Once tender remove the pears from the pan with a slotted spoon and boil the syrup for 30 mins to reduce it and create a jewel like syrup. Serve the pears chilled with a pool of syrup and some clotted cream if feeling naughty.
How to bake Wardens
Original Receipt in ‘A book of cookrye. Very necessary for all such as delight therin’, (AW 1591);
Core your wardens and pare them, and perboyle them and laye them in your paste, and put in every warden where you take out the Core a Clove or twain, put to them Sugar, Ginger, Sinamon, more sinamon then ginger, make your crust very fine and somewhat thick, and bake them leisurely.

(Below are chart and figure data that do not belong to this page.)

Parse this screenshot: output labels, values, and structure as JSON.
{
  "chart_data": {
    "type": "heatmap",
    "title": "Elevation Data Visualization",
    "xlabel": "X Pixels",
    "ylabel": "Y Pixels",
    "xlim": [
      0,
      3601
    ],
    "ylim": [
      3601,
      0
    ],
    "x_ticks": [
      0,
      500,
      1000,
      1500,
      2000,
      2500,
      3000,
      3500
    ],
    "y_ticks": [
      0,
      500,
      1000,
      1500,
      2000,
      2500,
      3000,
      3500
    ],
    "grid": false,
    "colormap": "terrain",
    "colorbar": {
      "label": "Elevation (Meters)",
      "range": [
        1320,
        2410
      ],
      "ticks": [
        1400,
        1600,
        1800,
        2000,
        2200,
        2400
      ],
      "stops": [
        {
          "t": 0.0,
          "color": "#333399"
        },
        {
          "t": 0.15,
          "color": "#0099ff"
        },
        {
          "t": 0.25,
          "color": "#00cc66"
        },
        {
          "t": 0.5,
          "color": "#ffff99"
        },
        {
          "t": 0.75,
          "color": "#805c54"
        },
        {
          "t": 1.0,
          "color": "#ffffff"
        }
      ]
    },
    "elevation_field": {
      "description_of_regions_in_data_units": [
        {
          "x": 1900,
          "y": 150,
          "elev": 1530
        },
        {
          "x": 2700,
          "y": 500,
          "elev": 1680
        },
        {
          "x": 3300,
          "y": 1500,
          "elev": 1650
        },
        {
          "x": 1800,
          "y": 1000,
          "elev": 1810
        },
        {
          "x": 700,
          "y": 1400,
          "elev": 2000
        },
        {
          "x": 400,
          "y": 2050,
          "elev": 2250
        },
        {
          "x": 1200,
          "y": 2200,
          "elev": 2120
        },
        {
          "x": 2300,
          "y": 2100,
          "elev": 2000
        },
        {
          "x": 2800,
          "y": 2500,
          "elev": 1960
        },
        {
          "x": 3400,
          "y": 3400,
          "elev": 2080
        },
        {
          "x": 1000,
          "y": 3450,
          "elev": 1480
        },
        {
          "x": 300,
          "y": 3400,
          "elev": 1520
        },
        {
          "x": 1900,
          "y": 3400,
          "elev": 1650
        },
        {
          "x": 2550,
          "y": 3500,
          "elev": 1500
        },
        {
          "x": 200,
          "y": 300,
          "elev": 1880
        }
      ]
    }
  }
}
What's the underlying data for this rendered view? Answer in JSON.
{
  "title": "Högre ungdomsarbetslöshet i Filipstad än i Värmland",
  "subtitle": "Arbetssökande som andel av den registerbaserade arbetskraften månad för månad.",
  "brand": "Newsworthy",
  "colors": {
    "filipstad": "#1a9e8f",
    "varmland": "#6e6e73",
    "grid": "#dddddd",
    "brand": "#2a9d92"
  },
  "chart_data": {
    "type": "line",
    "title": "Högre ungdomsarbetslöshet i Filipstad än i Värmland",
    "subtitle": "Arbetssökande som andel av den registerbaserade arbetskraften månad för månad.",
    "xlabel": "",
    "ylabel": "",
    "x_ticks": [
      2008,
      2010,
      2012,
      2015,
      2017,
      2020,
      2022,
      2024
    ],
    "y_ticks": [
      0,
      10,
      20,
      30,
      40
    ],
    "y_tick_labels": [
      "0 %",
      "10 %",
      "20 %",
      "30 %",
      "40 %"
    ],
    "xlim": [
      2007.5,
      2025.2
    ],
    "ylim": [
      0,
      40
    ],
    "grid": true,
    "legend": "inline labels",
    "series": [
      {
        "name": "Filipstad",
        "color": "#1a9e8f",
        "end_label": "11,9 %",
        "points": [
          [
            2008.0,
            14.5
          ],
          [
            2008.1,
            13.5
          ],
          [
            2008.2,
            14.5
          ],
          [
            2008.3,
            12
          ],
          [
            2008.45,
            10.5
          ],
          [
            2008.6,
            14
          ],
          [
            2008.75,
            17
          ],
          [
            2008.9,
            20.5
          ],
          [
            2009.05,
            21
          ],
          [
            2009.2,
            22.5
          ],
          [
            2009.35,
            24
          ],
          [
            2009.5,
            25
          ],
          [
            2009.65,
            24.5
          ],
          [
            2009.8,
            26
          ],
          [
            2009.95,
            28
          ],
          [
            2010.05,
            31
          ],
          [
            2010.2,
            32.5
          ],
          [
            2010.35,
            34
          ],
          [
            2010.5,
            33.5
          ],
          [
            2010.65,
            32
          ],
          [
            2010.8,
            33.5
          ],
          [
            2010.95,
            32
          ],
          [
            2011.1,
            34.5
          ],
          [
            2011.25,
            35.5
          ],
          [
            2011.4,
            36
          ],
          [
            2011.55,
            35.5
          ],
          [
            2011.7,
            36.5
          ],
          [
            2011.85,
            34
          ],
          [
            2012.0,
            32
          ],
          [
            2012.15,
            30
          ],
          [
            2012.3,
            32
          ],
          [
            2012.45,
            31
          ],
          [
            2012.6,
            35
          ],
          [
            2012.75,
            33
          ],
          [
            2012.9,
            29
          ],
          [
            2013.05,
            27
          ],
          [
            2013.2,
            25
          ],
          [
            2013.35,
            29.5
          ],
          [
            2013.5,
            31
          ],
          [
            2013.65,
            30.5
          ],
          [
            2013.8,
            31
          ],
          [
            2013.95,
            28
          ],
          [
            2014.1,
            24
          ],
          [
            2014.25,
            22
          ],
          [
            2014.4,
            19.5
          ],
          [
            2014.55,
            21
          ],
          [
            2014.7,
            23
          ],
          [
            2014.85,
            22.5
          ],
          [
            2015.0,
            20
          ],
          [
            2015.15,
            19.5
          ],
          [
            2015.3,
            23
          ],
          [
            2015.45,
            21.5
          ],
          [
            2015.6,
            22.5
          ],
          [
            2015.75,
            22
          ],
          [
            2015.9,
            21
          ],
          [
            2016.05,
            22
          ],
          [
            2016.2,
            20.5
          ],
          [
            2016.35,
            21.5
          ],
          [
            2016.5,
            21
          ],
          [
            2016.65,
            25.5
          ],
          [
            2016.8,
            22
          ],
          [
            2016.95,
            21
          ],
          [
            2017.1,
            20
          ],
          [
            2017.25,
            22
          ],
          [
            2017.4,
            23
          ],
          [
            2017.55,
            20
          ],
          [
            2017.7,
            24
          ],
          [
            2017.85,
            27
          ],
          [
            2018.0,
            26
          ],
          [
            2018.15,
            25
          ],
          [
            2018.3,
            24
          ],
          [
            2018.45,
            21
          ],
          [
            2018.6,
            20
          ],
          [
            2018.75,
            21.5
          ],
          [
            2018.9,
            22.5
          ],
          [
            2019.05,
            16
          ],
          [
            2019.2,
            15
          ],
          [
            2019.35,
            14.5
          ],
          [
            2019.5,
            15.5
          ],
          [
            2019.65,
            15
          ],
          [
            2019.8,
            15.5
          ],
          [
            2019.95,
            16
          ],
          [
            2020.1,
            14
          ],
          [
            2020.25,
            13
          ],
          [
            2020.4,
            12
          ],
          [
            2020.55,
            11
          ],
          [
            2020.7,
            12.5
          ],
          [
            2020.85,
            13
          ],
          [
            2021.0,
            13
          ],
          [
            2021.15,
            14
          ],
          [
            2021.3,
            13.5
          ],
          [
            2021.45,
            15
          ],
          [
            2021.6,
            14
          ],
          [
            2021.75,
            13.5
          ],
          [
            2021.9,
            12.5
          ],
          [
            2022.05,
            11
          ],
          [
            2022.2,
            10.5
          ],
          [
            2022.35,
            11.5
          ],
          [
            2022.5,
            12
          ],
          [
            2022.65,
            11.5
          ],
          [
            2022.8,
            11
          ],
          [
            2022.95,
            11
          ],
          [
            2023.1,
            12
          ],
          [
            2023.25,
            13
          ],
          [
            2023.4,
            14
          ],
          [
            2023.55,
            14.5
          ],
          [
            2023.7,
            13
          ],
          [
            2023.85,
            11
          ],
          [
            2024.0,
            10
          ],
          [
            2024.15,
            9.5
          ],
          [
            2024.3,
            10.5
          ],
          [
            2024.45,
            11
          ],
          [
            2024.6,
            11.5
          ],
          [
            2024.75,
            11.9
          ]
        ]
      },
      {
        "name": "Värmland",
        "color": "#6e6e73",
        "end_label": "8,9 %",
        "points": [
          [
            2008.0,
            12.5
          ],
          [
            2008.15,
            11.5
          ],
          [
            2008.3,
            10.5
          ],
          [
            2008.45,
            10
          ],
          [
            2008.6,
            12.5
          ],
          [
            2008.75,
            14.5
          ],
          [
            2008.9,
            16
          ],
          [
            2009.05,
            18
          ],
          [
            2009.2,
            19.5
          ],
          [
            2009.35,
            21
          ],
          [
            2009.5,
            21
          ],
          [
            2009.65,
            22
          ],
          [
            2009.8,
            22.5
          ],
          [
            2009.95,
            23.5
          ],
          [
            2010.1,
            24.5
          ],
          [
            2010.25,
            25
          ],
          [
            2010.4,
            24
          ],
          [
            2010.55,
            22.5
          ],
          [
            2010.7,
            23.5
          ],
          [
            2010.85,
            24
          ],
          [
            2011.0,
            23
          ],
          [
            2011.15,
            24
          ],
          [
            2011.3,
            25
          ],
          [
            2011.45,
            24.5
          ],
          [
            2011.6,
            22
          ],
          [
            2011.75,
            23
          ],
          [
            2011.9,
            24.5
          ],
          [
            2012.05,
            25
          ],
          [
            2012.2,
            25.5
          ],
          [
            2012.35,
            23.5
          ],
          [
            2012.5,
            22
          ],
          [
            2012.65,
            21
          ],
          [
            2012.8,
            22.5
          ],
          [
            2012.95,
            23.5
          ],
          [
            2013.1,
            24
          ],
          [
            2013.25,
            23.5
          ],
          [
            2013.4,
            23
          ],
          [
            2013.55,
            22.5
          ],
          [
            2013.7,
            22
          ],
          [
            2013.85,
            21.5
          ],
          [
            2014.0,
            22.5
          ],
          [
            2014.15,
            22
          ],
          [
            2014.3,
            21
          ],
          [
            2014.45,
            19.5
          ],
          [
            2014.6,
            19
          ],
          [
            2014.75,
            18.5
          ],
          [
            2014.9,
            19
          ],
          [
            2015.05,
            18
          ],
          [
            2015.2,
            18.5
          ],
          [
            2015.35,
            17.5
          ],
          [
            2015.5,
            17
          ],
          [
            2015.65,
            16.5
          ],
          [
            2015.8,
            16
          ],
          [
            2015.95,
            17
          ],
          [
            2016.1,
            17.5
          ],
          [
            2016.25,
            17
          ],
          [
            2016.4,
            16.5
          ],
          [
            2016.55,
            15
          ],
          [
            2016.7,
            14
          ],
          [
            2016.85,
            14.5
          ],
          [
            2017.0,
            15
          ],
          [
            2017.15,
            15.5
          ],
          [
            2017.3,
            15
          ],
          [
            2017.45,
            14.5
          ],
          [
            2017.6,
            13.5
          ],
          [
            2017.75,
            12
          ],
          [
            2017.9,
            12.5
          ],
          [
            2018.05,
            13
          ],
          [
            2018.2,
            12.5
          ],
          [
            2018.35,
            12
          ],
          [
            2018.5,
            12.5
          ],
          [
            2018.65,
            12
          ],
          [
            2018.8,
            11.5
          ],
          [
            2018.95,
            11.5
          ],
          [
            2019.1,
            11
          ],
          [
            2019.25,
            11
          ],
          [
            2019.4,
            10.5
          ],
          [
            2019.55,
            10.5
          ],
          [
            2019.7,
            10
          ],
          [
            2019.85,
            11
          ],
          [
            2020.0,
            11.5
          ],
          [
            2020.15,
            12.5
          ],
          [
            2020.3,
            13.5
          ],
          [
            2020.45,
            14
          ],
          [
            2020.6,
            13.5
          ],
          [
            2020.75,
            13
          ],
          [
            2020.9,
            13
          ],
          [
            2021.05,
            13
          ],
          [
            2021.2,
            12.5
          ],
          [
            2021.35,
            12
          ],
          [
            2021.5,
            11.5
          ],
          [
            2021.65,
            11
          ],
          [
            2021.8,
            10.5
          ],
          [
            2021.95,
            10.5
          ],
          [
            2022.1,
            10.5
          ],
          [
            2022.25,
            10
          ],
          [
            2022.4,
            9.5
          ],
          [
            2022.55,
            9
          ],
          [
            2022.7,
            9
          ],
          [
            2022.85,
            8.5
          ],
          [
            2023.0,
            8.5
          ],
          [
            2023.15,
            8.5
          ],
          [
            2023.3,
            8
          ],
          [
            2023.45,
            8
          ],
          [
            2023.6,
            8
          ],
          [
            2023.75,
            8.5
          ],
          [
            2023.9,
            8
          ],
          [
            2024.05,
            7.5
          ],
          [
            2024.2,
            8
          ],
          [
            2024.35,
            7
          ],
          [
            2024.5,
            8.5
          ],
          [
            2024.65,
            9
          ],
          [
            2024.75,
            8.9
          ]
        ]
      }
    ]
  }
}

Modern Recipe for Baked Pears
4 firm fresh pears (preferably Warden)
250 ml red wine
50 g soft brown sugar
1⁄4 teaspoon ground cinnamon
1⁄4 teaspoon ground ginger
1 pinch saffron
Peel the pears, but leave them whole with the stem intact, then place them in an oven-proof dish.
Mix together the sugar, wine and spices and heat in a saucepan until the sugar has dissolved before pouring over the pears.
Place in a moderate oven and bake until tender, for 20 to 30 minutes.
Serve them with the infused wine syrup and hot custard or cream.
Whilst gorging on Warden Pie and poached pears slathered in lashings of cream, you may want to reflect on the health giving properties of pears for they are an excellent source of vitamin C and vitamin E as well as being high in fibre. They also have anti-oxidant and anti-carcinogen glutathione which helps to prevent high blood pressure and strokes. Well as pears are so healthy I can’t help thinking I should boost my vigour by eating another baked Warden, purely for medicinal purposes of course!